Nanci Tessier, senior vice president at the Art & Science Group, a higher-education consulting firm, said that colleges turn to hotels for overflow housing because they’re often the only short-term option available in the three-month window between when students put down their deposits and move-in day.
“If you had a point where you were overenrolled on May 1, and you’ve got to be able to accommodate those students in August, there are very few places to turn to except hotels,” she said.
The arrangement also gives universities some financial flexibility. “You may not be making money on it from a housing-revenue point of view,” she said, “but rarely are you losing large amounts of money, and you’re not making the long-term commitment.”
But David Strauss, also of the Art & Science Group, said the reality isn’t that simple.
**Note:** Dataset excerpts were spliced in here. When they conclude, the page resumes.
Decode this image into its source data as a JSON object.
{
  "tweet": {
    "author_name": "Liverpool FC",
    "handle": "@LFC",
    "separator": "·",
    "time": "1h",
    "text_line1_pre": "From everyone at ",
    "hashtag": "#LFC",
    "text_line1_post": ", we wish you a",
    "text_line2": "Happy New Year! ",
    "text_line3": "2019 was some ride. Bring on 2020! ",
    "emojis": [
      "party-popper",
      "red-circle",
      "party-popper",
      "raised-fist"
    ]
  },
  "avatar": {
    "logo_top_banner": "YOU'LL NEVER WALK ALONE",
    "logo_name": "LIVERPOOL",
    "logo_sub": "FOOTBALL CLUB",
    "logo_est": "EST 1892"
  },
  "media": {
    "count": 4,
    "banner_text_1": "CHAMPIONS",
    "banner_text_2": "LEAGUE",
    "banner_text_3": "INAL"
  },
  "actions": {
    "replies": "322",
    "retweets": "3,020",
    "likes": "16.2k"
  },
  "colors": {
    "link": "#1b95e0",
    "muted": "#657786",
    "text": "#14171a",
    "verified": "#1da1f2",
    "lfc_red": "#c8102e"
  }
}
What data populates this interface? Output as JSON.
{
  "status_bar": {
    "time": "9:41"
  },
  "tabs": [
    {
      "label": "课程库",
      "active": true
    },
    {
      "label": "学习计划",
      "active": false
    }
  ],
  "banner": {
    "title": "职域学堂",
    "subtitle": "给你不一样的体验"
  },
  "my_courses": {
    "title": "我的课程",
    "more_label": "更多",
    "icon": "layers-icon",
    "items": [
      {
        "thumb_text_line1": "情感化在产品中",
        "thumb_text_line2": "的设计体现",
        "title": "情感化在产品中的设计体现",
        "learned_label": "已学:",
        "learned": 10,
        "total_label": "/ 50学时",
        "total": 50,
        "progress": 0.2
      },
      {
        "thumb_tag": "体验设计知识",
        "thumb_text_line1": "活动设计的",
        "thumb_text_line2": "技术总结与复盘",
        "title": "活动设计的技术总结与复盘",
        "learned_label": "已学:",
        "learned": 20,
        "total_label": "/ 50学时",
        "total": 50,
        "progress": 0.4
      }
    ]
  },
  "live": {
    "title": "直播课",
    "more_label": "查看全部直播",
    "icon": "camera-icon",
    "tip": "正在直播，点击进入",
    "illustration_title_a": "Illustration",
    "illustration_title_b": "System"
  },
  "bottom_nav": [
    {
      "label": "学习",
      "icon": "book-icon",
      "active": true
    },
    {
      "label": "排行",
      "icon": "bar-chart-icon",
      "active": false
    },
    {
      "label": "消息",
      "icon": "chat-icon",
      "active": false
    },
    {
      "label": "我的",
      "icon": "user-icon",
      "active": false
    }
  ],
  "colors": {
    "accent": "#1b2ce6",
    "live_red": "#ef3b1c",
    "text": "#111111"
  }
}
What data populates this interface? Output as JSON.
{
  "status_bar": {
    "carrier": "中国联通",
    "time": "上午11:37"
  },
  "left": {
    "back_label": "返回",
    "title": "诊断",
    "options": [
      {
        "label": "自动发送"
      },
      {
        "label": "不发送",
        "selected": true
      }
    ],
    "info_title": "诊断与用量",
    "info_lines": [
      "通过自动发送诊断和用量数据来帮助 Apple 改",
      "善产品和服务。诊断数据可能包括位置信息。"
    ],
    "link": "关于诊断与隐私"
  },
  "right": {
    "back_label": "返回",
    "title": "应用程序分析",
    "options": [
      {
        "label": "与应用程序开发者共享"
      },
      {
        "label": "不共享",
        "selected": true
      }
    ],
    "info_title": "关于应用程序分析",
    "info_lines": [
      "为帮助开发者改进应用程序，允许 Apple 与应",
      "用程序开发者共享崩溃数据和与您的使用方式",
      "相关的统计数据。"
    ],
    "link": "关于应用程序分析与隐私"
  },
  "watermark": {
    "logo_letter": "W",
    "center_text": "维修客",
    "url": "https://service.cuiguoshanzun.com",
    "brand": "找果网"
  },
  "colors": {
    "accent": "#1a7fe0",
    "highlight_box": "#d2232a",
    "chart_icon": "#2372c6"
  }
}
Strauss, who is not related to Daniel Strauss, said that enrollment rates are growing more unpredictable, and that once-sound methods of projecting enrollment from acceptances don’t work as well as they used to.
“The marketplace of prospective students for colleges and universities is increasingly volatile, and it has reached the point of being extremely volatile,” he said. “Oftentimes, even with very sophisticated modeling, it’s hard to know who’s going to show up.”